Selasa malam ini, Dinar berencana untuk mengunjungi bar yang dua hari lalu menjadi tempat pelampiasan masalahnya. Dia tidak kuat minum, tetapi rasa dari alkohol itu membuatnya kecanduan.

Tangan dan kakinya masih diperban, punggungnya juga. Bahkan dia jalan saja terpincang-pincang.

Secara diam-diam, dia keluar dari rumah disaat penghuni lain sudah tidur. Dalam sekejap cowok itu sudah sampai di bar. Memilih kursi paling pojok untuk menikmati suasana malam ini.

"Silahkan dinikmati!" ucap seorang waiters dengan sopan, setelah itu dia pergi.

Dinar mulai menuangkan botol berisi cairan memabukkan itu ke dalam gelas, untuk awalan dia menegak setengahnya. Matanya menatap sekitar, lampu warna-warni di sana mengiringi dentuman musik dj yang mengalun keras. Para wanita berbaju minim terus menggoda para pria. Bahkan ada yang dengan tidak tahu malu bercumbu di depan banyak orang.

Ah, Dinar jadi ingat adiknya. Bukan. Bukan karena adiknya seperti wanita di tempat ini, justru sebaliknya, karena adiknya tidak suka berpenampilan ataupun berperilaku seperti mereka.

Glek.

Dinar meminum dalam sekali tegakan sisa di gelasnya tadi.

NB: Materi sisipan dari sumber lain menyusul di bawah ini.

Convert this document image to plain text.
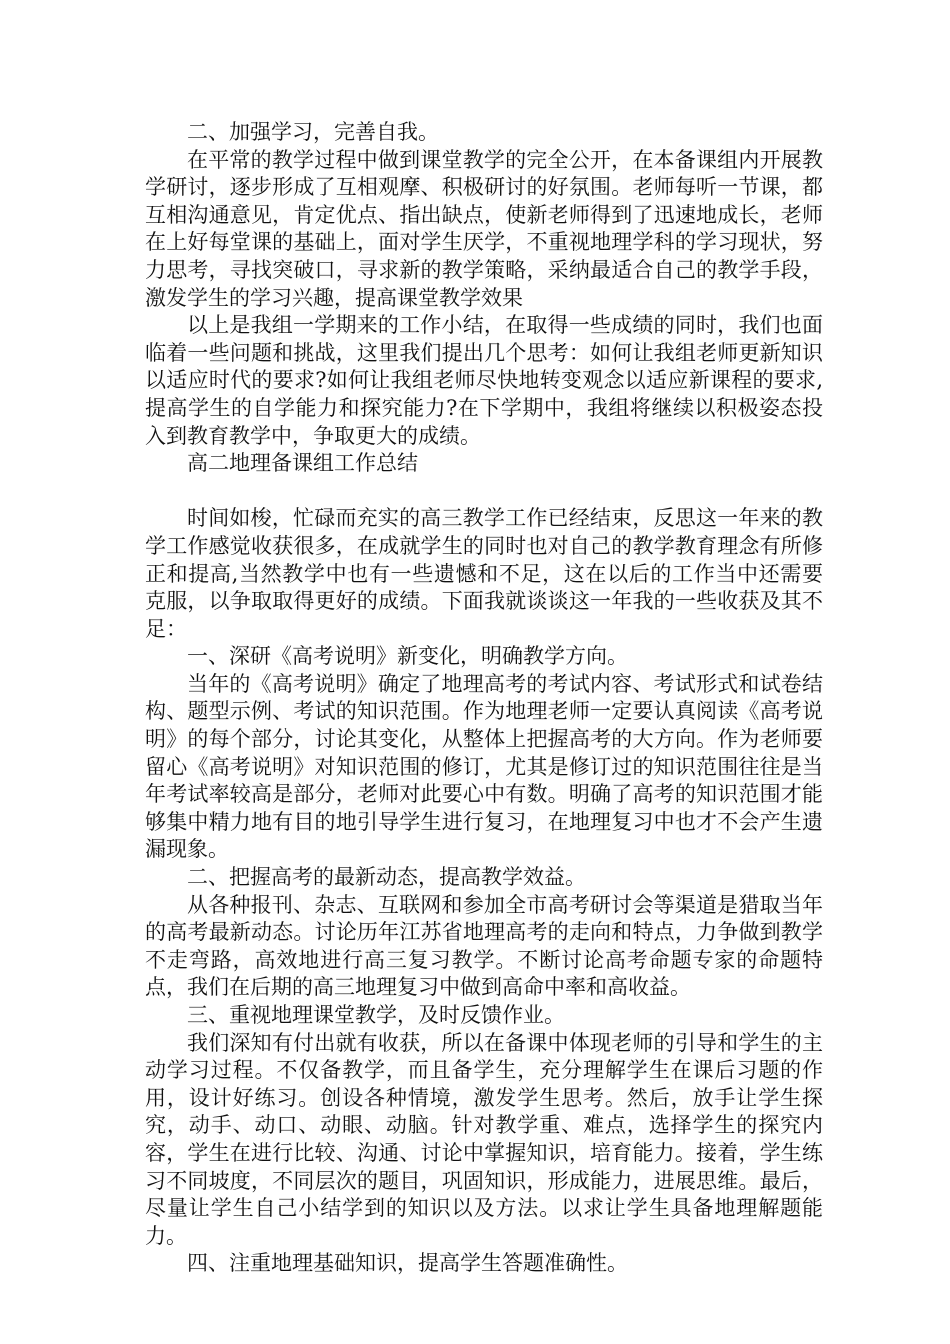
二、加强学习，完善自我。

在平常的教学过程中做到课堂教学的完全公开，在本备课组内开展教学研讨，逐步形成了互相观摩、积极研讨的好氛围。老师每听一节课，都互相沟通意见，肯定优点、指出缺点，使新老师得到了迅速地成长，老师在上好每堂课的基础上，面对学生厌学，不重视地理学科的学习现状，努力思考，寻找突破口，寻求新的教学策略，采纳最适合自己的教学手段，激发学生的学习兴趣，提高课堂教学效果

以上是我组一学期来的工作小结，在取得一些成绩的同时，我们也面临着一些问题和挑战，这里我们提出几个思考：如何让我组老师更新知识以适应时代的要求?如何让我组老师尽快地转变观念以适应新课程的要求,提高学生的自学能力和探究能力?在下学期中，我组将继续以积极姿态投入到教育教学中，争取更大的成绩。

高二地理备课组工作总结

时间如梭，忙碌而充实的高三教学工作已经结束，反思这一年来的教学工作感觉收获很多，在成就学生的同时也对自己的教学教育理念有所修正和提高,当然教学中也有一些遗憾和不足，这在以后的工作当中还需要克服，以争取取得更好的成绩。下面我就谈谈这一年我的一些收获及其不足：

一、深研《高考说明》新变化，明确教学方向。

当年的《高考说明》确定了地理高考的考试内容、考试形式和试卷结构、题型示例、考试的知识范围。作为地理老师一定要认真阅读《高考说明》的每个部分，讨论其变化，从整体上把握高考的大方向。作为老师要留心《高考说明》对知识范围的修订，尤其是修订过的知识范围往往是当年考试率较高是部分，老师对此要心中有数。明确了高考的知识范围才能够集中精力地有目的地引导学生进行复习，在地理复习中也才不会产生遗漏现象。

二、把握高考的最新动态，提高教学效益。

从各种报刊、杂志、互联网和参加全市高考研讨会等渠道是猎取当年的高考最新动态。讨论历年江苏省地理高考的走向和特点，力争做到教学不走弯路，高效地进行高三复习教学。不断讨论高考命题专家的命题特点，我们在后期的高三地理复习中做到高命中率和高收益。

三、重视地理课堂教学，及时反馈作业。

我们深知有付出就有收获，所以在备课中体现老师的引导和学生的主动学习过程。不仅备教学，而且备学生，充分理解学生在课后习题的作用，设计好练习。创设各种情境，激发学生思考。然后，放手让学生探究，动手、动口、动眼、动脑。针对教学重、难点，选择学生的探究内容，学生在进行比较、沟通、讨论中掌握知识，培育能力。接着，学生练习不同坡度，不同层次的题目，巩固知识，形成能力，进展思维。最后，尽量让学生自己小结学到的知识以及方法。以求让学生具备地理解题能力。

四、注重地理基础知识，提高学生答题准确性。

Rencananya yang akan berbicara dengan Kinan gagal. Ketika di rumah pun bak terhalang tembok tinggi, Kinan benar-benar berhasil selalu menghindar.

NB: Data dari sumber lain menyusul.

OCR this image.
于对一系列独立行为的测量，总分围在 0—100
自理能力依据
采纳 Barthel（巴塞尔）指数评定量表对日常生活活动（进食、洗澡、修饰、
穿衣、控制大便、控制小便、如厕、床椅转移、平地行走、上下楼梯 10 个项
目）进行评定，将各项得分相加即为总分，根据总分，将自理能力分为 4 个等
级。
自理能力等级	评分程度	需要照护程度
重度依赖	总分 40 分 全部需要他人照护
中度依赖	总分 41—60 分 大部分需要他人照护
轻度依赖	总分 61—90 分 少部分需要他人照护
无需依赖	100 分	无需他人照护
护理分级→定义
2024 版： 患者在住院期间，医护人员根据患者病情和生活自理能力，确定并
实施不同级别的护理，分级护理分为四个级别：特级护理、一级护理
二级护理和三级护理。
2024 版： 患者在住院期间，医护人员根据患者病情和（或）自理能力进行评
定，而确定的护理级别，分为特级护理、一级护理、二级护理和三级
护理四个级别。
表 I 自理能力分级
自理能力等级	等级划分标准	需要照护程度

Dinar kembali menuangkan cairan berbau menyengat itu ke dalam gelas, lalu meminumnya dalam empat kali tegakan.

"Adek kenapa menjauh?" gumam Dinar pelan, sangat pelan.

Dinar ingin menjelaskan yang sebenarnya terjadi. Bukan keinginannya untuk lebih memilih Anin daripada Kinan. Bukan maksudnya membentak dan membuat adiknya sakit.

Dia diancam!

Apakah jika dia menjelaskan yang sebenarnya, adiknya akan percaya dan memaafkannya?

Dinar terus minum dan tanpa sadar sudah menghabiskan satu botol. Dia menidurkan kepalanya yang memberat, kelopak matanya menyatu dengan pipi yang sedikit memerah.

"Adek..."

Dinar tahu, mabuk bukanlah solusi dalam segala masalah. Dinar tahu, stress dan frustasi yang dia rasakan hanya hilang sesaat. Dinar tahu, minum minuman beralkohol itu bukan hal baik.

Dinar tahu betul.

Lantas, dia harus bagaimana lagi? Segala percobaan bunuh diri yang dia lakukan tidak berhasil. Tentu saja! Pun dia masih memiliki rasa takut mati.

Apakah ini saat untuknya menghadapi masalah? Apakah setelah dia berhasil bertemu dan menjelaskan kesalahpahaman ini semua akan kembali baik-baik saja? Apa dia akan dimaafkan?

Lalu ... bagaimana kalau tidak dimaafkan dan malah semakin dibenci? Apa dia sanggup menjalani hidup tanpa adiknya?

Dinar tidak mengerti. Kenapa didalam otaknya selalu berpikiran negatif dan berlebihan? Bukankah dia hanya perlu menjelaskan dan semua akan selesai? Apapun hasil akhir yang akan dia terima seharusnya bisa membuatnya lega.

Dimaafkan, maka akan sangat senang. Dan jika tidak dimaafkan, maka dia harus berbenah diri menjadi diri yang lebih baik dan kembali meminta maaf ketika sudah siap.

Sesimple itu... Kenapa sangat sulit untuk dijalankan?

Tanpa sadar, Dinar sudah menghabiskan dua botol. Sekarang dia sudah sangat mabuk.

Cowok itu bertekad. Malam ini dia harus berhasil berbicara dengan adiknya meskipun dalam keadaan mabuk berat seperti ini. Dengan secepat kilat, Dinar mengendarai motornya kembali ke rumah.